Transferências negativas na histeria e na neurose obsessiva
As clássicas imagens de pacientes histéricas em cenas exuberantes, publicadas em Iconographie photographique de La Salpêtrière (1876-1880), de Charcot, renovam a lembrança do contexto no qual emergiu a psicanálise e, também, a do caráter inédito da invenção freudiana no tratamento da histeria (Pinto Junior, 2009). Na clínica psicanalítica nascente, a catalogação médica de manifestações sintomáticas e a exibição pública e iconográfica dos pacientes histéricos foram substituídas pelo modelo clínico que deslocou a cena da histeria para a construção de um teatro particular, singular e histórico, no qual o analista adquire rapidamente estatuto de personagem importante, senão protagonista.
Ao se dar conta de que sua condição de partícipe nas histórias de amor fantasiadas pelas pacientes histéricas operava como obstáculo ao tratamento, Freud é levado à elaboração do conceito de transferência. Em Psicoterapia da histeria (1895), compreende as transferências como resultado de uma mésalliance – falsa ligação –, que faz com que uma cota de afetos seja transferida para figura do analista. Como estratégia de manejo, Freud busca tornar consciente essa falsa ligação e inseri-la em nexo associativo com a história do paciente, buscando relacioná-la a situações traumáticas às quais o sintoma histérico deve sua origem. (Freud, 1895)

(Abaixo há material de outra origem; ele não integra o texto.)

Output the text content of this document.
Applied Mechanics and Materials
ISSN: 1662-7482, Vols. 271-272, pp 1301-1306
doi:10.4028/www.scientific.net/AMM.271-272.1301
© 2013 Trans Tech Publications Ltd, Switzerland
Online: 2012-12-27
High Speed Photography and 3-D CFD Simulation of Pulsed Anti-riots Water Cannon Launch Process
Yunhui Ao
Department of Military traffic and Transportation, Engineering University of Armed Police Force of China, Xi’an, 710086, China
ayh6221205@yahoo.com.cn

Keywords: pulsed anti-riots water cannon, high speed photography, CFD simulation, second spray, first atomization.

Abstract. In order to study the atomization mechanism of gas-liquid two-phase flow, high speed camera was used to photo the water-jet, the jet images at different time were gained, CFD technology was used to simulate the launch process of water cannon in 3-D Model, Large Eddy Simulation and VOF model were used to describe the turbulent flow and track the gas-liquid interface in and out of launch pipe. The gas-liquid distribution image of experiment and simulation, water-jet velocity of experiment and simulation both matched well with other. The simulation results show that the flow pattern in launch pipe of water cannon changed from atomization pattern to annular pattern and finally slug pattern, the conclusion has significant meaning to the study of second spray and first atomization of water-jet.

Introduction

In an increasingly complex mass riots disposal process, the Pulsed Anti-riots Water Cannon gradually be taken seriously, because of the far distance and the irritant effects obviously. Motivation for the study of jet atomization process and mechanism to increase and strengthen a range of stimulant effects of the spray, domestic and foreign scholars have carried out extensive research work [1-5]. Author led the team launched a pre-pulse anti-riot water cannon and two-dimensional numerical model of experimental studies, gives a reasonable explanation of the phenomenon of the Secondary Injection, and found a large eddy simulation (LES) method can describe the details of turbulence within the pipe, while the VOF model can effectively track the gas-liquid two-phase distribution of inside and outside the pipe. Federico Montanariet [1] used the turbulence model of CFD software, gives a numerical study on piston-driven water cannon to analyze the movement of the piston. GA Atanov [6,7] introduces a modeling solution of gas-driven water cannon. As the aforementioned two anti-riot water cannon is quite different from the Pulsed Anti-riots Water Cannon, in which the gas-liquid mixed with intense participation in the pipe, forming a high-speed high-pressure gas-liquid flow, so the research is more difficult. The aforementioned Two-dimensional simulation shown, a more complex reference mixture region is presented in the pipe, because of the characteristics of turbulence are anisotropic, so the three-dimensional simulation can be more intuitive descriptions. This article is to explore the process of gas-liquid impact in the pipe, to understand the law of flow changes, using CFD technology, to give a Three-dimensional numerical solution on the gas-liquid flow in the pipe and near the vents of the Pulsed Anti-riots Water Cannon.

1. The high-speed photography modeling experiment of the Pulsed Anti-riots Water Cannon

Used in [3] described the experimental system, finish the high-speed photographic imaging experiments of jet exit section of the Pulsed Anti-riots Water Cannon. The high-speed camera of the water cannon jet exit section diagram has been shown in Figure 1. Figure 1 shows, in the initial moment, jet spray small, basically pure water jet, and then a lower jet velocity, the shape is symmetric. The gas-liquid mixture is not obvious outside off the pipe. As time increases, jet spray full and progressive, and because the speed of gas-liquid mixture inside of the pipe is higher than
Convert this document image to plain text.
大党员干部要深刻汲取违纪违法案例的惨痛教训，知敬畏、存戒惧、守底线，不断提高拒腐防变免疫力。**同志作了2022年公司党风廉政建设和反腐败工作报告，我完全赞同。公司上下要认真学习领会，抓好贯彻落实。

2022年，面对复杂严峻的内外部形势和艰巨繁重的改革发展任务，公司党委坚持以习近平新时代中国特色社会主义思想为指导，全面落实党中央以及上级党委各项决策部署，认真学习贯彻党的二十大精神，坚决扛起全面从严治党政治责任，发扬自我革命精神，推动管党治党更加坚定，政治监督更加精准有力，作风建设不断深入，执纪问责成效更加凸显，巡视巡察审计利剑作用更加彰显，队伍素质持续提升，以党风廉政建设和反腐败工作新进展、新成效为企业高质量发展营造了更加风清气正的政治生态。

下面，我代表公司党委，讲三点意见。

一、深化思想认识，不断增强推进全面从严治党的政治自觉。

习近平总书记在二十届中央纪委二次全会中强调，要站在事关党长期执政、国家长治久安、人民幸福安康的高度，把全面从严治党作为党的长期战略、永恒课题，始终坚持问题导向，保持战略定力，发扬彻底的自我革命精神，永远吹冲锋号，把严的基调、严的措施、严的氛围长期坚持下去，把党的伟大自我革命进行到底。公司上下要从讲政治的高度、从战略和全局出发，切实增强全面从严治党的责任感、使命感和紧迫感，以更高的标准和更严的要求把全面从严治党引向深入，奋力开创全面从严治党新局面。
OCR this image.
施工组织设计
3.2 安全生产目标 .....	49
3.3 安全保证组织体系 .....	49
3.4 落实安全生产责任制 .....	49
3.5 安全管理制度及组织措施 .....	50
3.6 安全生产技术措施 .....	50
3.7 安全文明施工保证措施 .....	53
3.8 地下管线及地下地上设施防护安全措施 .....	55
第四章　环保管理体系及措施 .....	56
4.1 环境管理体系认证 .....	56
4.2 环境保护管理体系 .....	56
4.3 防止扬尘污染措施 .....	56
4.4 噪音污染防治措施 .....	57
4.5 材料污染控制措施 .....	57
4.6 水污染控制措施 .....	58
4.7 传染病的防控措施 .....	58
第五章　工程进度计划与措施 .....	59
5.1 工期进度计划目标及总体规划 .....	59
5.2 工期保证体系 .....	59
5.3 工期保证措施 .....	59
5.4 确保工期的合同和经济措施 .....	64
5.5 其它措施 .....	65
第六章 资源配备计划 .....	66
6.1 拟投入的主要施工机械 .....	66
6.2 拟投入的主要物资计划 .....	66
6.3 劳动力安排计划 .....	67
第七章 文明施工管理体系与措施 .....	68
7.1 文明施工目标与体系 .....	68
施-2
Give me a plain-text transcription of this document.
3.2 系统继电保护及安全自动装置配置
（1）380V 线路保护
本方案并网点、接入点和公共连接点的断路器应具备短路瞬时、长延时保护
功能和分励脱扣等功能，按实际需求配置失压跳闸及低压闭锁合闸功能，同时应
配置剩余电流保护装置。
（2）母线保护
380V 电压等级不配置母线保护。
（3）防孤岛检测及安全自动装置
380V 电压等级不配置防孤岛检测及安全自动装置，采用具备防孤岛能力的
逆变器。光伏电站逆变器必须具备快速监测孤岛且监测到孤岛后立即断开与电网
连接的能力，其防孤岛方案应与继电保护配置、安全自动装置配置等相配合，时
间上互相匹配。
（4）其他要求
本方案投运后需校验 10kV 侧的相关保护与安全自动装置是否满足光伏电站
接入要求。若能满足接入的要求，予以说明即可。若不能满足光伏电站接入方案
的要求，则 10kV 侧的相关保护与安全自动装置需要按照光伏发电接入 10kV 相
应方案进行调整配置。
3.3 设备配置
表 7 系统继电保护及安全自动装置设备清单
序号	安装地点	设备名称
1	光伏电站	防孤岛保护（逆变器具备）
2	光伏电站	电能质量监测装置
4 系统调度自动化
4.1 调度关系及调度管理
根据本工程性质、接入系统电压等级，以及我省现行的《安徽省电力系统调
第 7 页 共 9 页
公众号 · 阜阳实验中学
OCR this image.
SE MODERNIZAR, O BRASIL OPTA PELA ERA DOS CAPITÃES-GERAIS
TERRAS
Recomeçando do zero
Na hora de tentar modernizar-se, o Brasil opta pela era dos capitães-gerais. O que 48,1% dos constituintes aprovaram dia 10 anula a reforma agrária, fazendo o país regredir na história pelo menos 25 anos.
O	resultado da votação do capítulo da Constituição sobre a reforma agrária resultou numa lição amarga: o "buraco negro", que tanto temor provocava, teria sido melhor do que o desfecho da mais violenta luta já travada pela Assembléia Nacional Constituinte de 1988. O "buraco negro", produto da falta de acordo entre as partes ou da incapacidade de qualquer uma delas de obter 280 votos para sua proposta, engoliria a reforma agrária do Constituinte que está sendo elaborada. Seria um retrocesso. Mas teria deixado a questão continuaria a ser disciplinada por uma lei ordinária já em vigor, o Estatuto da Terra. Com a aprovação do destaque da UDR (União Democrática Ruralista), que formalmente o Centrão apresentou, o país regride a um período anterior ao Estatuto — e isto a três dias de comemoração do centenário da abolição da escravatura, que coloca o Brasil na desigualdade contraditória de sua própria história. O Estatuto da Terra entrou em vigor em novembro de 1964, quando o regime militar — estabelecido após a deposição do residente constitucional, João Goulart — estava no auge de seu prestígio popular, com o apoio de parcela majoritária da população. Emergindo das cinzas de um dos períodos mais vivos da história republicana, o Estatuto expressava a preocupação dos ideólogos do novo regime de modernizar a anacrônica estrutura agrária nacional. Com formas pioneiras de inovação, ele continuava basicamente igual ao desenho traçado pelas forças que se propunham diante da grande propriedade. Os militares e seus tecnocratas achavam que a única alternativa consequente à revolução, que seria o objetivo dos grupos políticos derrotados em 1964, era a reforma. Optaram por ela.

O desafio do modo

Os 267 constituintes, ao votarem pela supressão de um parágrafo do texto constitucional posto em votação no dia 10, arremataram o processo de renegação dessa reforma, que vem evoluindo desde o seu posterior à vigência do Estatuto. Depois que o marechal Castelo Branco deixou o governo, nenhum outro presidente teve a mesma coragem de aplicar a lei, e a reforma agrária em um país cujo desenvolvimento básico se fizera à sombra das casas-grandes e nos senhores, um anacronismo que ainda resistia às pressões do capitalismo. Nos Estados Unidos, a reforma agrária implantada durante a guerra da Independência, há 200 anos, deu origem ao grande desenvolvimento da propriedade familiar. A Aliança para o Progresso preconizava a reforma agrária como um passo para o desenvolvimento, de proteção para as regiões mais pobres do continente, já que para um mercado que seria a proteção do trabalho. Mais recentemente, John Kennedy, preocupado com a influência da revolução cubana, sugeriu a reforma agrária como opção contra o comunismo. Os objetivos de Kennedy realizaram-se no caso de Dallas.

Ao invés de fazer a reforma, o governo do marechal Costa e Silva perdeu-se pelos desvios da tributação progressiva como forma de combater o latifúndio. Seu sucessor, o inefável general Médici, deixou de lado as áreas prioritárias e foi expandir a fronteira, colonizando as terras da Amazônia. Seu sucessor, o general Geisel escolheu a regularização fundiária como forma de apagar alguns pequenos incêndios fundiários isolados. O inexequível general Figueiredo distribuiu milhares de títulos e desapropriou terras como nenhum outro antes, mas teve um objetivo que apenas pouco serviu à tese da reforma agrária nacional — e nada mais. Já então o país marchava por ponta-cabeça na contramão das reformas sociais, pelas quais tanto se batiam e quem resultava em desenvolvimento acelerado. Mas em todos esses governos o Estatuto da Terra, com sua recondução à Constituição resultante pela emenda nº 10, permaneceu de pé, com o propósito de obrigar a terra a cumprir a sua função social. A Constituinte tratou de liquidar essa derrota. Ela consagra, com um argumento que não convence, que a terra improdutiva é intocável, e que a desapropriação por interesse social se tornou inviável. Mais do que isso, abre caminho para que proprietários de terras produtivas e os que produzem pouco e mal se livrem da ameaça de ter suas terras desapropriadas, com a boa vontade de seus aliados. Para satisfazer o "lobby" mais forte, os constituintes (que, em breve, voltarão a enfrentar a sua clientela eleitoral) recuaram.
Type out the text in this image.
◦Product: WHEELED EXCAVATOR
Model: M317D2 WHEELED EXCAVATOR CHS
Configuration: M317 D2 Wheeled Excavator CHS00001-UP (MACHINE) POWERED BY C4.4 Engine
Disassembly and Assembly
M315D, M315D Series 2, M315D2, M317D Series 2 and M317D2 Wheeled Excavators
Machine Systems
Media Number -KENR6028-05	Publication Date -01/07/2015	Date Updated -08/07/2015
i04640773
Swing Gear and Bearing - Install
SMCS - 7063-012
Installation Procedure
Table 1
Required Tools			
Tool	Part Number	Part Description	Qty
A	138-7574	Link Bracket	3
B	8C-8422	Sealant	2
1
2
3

Convocado a participar do campo de fantasias atualizado na relação transferencial e percebendo seus riscos tanto do ponto de vista ético quanto técnico, Freud logo enuncia a necessidade de não atender às demandas de amor de suas pacientes: cordialidade e empenho têm que bastar na condição de substituto do amor demandado (Freud, 1895). Este cenário do amor de transferência levará Freud a formular o princípio de abstinência, condição sine qua non para o manejo da transferência na histeria (Freud, 1915[1914]).
Neste campo profícuo para o estabelecimento de ligações – campo de Eros, por excelência (Freud, 1920) – é que o manejo da transferência em Freud ganhará seus contornos; a dimensão ambivalente do amor de transferência operará como veículo para o tratamento e também como sua principal resistência. A positividade desejante da histeria, colocada em cena pela experiência analítica, é o fundamento para a problematização freudiana do manejo transferencial, e faz com que os afetos hostis dirigidos ao analista sejam atrelados ao registro do sintoma e da sexualidade (Birman, 2009). Neste contexto metapsicológico, a teoria do recalque e a problemática edípica operam como pedra angular.
Em Dinâmica da transferência (1912), Freud apresenta duas formas clínicas da transferência como resistência na neurose: a transferência positiva de impulsos eróticos recalcados e a transferência negativa, relativa a afetos hostis dirigidos à figura do analista. Na histeria, elas operam em dimensão ambivalente, como é claramente observado na discussão freudiana sobre a transferência no caso Dora (Freud, 1905). A atuação do "desejo de vingança" de Dora, que leva à interrupção prematura do tratamento, revela a faceta negativa da transferência, que é claramente articulada à dimensão positiva do amor de transferência. A questão central de Dora, como bem apontou Lacan (1951), é relativa ao desejo.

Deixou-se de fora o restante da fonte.